Le coin du polar. Voyages dans l’espace et dans le temps.

Dans la capitale du Japon au XI e siècle…

I.J. Parker, une spécialiste de l’Histoire du Japon, a conçu sa série autour d’un noble de petite extraction Sugawara Akitada. Il est devenu, après bien des péripéties et enquêtes, secrétaire du ministre de la Justice à Kyoto, la capitale de ce Japon. Tout au long de ce récit, l’épidémie de variole fait son chemin. Au fur et à mesure les nantis désertent la Capitale pour se réfugier dans leur maison de campagne.

Une aveugle est assassinée. Pourquoi ? L’intrigue fera découvrir la Ville, ses quartiers « défavorisés », les bandes mais aussi les secrets de ces grandes familles qui dirigent le pays et les bandes qui règnent sur une partie des territoires. Les Yakusas ne sont pas loin.

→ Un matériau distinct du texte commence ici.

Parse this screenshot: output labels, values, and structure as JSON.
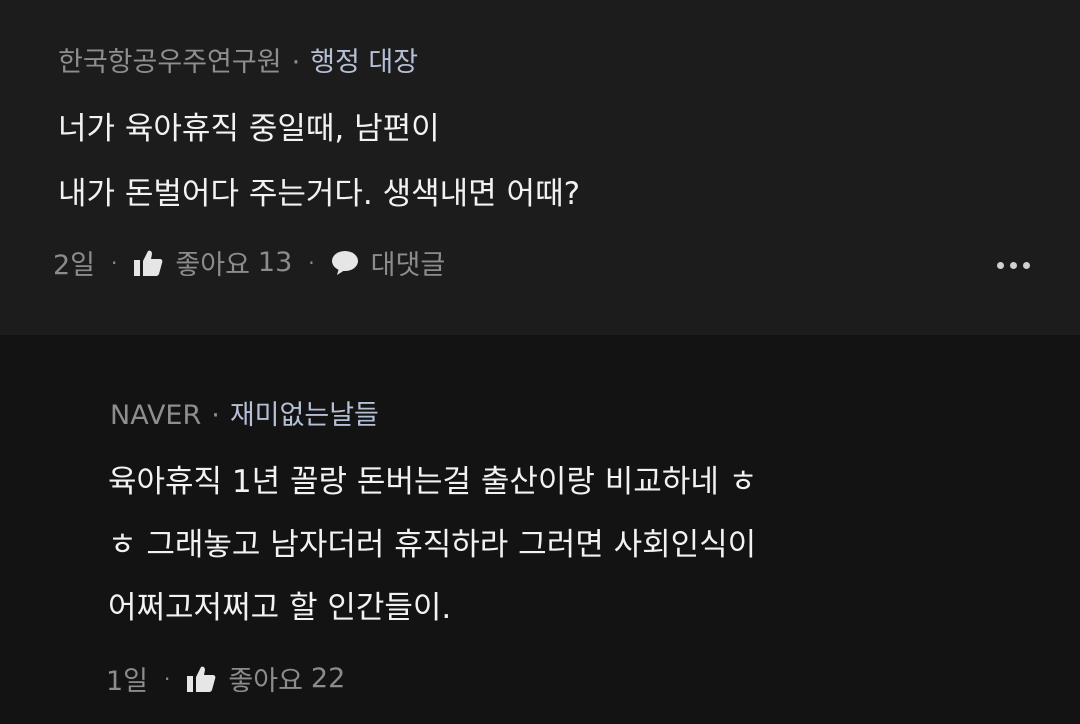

Le lien, une histoire d’assassinat qui remonte dans le temps. « Le sabre du condamné » c’est aussi le voyage de ce sabre qui définit en même temps la personnalité de celui qui l’a commandé et l’art spécifique de celui qui l’a créé.

I.J. Parker sait nous mener par le bout du nez. On en redemande de ces histoires belles et lumineuses dans une ville dont la puanteur physique – les ordures, la pourriture – et morale est envahissante. C’est aussi une leçon d’Histoire de ce Japon féodal trop peu connu. Toute la série est à recommander.

Nicolas Béniès.

« Le sabre du condamné », I.J. Parker, traduit par Isabelle Chapman, 10/18

Dans la Fédération de Russie d’aujourd’hui et d’hier.

Anna Shevchenko est née en Ukraine en 1965. Interprète, elle a publié deux guides, un sur la Russie, l’autre sur l’Ukraine. Pour ce premier roman, « Héritage », elle a construit deux personnages que tout oppose et qui se trouvent attirés l’un par l’autre. Une avocate britannique, Kate au nom de famille ukrainien et un agent du NKVD, Taras, au passé chargé qui se découvre peu à peu, un passé qui personnifie celui de la mère Russie de puis les camps staliniens, assassin de son ami et amant de l’avocate. Le triangle d’or. Pour une intrigue qui tourne autour d’un trésor caché emporté par la famille ukrainienne de l’avocate qui (re)découvre ses racines par un travail de mémoire. Travail qui ne fait pas confiance aux souvenirs mais suppose des recherches, des archives pour confronter les images aux faits. Un polar qui s’essaie à différencier souvenirs et mémoire, témoignages et réalité objective.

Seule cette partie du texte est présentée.